Les Tricol'euses, connues pour confectionner les bonnets du festival des Hivernales, cherchent de nouveaux débouchés.

«La motivation vient avec le tricot», avertit Aloka Vogel, la cheville ouvrière des Tricol’euses, ce groupe né il y a cinq ans à Nyon. Dans le local de quartier du Reposoir, lundi soir, sept dames jouent de leurs aiguilles avec dextérité. En bout de table, Werner Wild n’est pas en reste. Le seul homme a rejoint dernièrement le mouvement. «Dans ma famille, tout le monde tricotait et je n’ai jamais arrêté.» Au plus grand bonheur de ses camarades. «C’est notre chouchou», avertit Danièle Meier.

«Dans ma famille, tout le monde tricotait et je n’ai jamais arrêté»

L’ambiance est détendue au sein du groupe qui se réunit une fois toutes les deux semaines dans le local mis à disposition par le «Quartier solidaire» Unyon Nord -Est. On discute des malheurs sentimentaux de son médecin tout en ayant les yeux rivés sur son travail. «Il y a aujourd’hui un regain d’enthousiasme après une période plus difficile», explique Aloka Vogel. Nées en 2012 sous l’égide du «Quartier solidaire» Unyon Nord-Est et à l’initiative de Jay Reuter, président des Hivernales, les Tricol’euses ont commencé par faire des bonnets pour l’édition 2013 du festival. En quelques semaines, 160 couvre-chefs étaient confectionnés et le groupe se faisait alors un nom dans la ville. L’année suivante, ce sont 300 bonnets qui sont commandés par les Hivernales, ainsi que 25 écharpes.

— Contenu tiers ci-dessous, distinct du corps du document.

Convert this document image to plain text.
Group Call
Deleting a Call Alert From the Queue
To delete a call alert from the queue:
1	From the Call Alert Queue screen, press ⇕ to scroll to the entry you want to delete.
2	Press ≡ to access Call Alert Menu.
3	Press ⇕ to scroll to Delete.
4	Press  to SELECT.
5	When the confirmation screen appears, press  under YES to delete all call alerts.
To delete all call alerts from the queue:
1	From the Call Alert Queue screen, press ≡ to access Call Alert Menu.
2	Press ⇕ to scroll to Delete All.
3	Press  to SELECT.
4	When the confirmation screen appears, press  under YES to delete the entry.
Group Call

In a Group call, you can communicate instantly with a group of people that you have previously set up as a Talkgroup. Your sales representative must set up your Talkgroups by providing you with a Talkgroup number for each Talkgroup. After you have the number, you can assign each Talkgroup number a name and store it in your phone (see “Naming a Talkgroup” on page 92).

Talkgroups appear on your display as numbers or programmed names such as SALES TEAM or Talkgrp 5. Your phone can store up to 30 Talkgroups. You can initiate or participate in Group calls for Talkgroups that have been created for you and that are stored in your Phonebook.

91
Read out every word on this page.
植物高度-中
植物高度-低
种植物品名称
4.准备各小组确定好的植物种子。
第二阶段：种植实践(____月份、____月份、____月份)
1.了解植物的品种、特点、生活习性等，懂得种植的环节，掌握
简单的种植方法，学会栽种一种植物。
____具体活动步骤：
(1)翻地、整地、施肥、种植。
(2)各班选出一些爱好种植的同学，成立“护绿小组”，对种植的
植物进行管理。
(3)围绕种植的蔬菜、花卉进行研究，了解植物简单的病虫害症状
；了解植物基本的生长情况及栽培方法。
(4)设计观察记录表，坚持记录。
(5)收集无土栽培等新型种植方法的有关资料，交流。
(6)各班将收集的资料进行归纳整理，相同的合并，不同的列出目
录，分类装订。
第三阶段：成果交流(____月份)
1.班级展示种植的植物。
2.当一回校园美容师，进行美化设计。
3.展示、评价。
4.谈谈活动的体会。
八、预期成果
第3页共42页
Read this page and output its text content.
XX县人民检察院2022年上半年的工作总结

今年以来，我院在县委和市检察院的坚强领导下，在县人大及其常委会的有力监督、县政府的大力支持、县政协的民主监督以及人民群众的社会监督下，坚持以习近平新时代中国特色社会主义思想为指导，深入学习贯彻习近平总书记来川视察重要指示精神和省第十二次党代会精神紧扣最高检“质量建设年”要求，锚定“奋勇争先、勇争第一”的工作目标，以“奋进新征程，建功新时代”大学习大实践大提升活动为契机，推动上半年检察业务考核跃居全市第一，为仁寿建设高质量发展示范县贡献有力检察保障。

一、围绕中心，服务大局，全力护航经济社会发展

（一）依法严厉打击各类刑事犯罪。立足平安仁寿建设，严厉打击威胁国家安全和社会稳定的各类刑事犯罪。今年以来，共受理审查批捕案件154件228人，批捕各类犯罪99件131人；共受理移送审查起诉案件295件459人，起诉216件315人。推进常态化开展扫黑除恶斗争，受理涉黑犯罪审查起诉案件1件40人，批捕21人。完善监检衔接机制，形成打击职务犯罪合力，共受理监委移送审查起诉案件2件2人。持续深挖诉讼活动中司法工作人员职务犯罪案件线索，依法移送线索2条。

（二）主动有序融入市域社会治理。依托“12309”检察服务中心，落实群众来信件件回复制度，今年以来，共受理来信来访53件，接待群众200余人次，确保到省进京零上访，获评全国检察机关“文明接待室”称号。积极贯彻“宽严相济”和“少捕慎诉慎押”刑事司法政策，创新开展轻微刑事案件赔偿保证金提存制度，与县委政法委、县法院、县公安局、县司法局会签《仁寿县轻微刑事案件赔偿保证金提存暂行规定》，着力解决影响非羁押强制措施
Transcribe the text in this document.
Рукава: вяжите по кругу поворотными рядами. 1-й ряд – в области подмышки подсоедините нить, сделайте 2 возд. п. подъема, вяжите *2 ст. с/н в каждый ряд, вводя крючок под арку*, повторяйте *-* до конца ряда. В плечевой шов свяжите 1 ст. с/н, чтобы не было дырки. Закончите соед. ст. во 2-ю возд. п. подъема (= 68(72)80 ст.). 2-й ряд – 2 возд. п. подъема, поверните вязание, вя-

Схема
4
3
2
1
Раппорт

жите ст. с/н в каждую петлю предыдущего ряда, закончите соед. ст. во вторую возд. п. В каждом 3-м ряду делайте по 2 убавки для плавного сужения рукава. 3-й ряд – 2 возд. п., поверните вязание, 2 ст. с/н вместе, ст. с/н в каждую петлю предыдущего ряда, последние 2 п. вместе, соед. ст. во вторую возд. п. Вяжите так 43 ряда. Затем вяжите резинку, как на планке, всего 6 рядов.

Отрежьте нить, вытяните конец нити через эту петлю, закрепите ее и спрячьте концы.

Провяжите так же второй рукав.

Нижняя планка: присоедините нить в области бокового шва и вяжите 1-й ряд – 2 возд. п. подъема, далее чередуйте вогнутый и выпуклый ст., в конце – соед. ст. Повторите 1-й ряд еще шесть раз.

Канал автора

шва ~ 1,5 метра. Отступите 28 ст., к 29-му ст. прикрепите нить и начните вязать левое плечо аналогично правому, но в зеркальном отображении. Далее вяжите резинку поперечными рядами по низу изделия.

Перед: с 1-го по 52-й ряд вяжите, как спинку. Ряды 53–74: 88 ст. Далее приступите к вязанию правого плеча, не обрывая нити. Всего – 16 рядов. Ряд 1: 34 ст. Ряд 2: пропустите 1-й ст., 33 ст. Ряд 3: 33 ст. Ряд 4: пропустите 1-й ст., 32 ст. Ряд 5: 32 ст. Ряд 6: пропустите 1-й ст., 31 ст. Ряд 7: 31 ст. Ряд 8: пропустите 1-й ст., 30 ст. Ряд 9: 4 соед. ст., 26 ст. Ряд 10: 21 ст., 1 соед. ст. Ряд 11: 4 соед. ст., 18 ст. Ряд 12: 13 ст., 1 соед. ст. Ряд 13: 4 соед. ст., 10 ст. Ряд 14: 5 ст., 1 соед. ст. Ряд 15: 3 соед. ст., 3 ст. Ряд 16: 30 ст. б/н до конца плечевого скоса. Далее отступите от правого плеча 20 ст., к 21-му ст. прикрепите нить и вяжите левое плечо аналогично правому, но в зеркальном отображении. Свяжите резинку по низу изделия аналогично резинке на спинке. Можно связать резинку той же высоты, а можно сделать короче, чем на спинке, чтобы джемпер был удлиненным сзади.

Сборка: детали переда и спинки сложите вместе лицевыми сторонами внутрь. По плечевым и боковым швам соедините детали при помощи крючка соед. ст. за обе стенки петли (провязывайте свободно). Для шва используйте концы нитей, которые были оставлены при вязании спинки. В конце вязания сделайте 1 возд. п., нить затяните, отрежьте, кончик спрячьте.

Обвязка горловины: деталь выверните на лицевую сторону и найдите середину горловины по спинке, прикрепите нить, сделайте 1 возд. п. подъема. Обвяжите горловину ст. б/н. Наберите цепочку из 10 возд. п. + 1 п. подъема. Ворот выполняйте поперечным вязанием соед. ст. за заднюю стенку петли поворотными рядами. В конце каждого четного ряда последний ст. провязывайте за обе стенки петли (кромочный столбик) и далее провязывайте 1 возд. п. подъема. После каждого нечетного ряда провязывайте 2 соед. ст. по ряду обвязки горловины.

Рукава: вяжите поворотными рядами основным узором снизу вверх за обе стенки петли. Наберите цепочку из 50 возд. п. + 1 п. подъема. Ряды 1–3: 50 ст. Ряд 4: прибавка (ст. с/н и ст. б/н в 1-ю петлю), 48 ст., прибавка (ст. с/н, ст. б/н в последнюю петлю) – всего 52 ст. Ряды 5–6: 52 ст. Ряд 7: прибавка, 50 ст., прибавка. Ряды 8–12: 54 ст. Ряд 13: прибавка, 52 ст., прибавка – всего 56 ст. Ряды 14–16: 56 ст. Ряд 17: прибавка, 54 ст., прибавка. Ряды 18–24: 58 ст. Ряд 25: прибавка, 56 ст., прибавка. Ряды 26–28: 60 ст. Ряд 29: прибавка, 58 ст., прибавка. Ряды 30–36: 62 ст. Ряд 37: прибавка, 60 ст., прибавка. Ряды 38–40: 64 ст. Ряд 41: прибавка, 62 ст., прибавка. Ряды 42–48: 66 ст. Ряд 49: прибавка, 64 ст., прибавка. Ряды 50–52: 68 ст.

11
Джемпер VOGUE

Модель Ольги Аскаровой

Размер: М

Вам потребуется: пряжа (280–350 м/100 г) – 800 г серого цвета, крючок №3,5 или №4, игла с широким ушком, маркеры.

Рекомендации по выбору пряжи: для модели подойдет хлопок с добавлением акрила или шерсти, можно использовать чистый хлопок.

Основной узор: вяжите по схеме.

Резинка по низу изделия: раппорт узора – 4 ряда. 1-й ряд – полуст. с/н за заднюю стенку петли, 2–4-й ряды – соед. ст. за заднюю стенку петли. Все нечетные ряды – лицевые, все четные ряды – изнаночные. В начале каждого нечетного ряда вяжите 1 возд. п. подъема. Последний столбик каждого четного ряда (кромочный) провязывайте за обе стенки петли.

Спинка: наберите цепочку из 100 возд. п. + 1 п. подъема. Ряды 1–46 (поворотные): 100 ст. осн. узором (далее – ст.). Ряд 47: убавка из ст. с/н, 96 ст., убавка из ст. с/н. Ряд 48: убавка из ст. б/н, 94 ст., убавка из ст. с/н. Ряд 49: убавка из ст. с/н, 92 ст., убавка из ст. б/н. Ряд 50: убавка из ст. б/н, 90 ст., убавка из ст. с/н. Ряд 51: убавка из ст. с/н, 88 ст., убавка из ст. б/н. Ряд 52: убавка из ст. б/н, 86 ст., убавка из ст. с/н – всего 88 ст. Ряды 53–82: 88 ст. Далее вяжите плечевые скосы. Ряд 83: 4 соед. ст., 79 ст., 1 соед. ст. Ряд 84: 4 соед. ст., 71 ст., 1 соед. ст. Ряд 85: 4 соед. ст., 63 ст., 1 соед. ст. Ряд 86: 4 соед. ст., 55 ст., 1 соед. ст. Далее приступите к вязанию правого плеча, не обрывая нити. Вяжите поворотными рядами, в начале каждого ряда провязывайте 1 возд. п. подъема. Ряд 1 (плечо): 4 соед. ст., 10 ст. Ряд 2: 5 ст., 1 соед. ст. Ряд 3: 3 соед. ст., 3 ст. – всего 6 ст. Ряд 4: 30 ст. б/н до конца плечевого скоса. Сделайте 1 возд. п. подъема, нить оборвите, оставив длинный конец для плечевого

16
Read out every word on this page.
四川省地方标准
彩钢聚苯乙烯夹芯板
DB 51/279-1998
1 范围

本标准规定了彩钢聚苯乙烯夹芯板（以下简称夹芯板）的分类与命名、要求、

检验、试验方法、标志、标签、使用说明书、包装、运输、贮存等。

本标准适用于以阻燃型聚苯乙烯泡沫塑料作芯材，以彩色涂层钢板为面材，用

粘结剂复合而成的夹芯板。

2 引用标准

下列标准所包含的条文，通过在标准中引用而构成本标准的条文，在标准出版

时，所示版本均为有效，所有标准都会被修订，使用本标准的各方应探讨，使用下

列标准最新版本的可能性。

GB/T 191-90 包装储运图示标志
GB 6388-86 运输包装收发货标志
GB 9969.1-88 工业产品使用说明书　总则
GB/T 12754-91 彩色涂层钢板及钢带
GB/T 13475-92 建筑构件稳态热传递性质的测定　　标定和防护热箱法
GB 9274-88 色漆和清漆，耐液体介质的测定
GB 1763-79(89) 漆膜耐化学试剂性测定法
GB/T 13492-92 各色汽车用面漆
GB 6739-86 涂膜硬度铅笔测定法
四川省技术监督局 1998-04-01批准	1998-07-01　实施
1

Le groupe s’agrandit alors en accueillant des renforts qui ne font pas partie du «Quartier solidaire». Douze membres en constituent aujourd’hui le noyau. «Nous n’avons pas d’obligation de rentabilité et de productivité», nuance Aloka Vogel. Même si la demande augmente, les Tricol’euses restent fidèles à leur principe de bénévolat. Le but de l’aventure était de créer une animation pour les seniors tout en tissant des liens intergénérationnels, comme ce fut le cas avec la confection de pompons par des enfants. «Notre philosophie est: rire, partager et se faire plaisir», insiste Aloka Vogel.

Année difficile

Il n’empêche, l’hiver dernier, le décès d’une tricol’euse et l’hospitalisation d’une seconde, ainsi que le départ de Jay Reuter, qui coordonnait les actions, mettent à mal la structure du groupe. Une phase de réflexion sur l’indépendance par rapport au «Quartier solidaire» nécessitera aussi une médiation de la Ville de Nyon. Cette période a permis de donner un second souffle aux reines du tricot, qui ont des idées plein la tête.

«L’an dernier, nous avions aussi moins de commandes, analyse Aloka Vogel. Ce qui a provoqué une démotivation des troupes.» Lucianne Pfefferle, qui est de l’aventure depuis le début, acquiesce. «Nous n’avons pas peur d’en faire plus. Tant qu’on peut tricoter, on tricote.» Cette veuve confectionne un bonnet tous les deux jours. «J’ai un peu levé le pied car je produisais trop vite», rigole-t-elle.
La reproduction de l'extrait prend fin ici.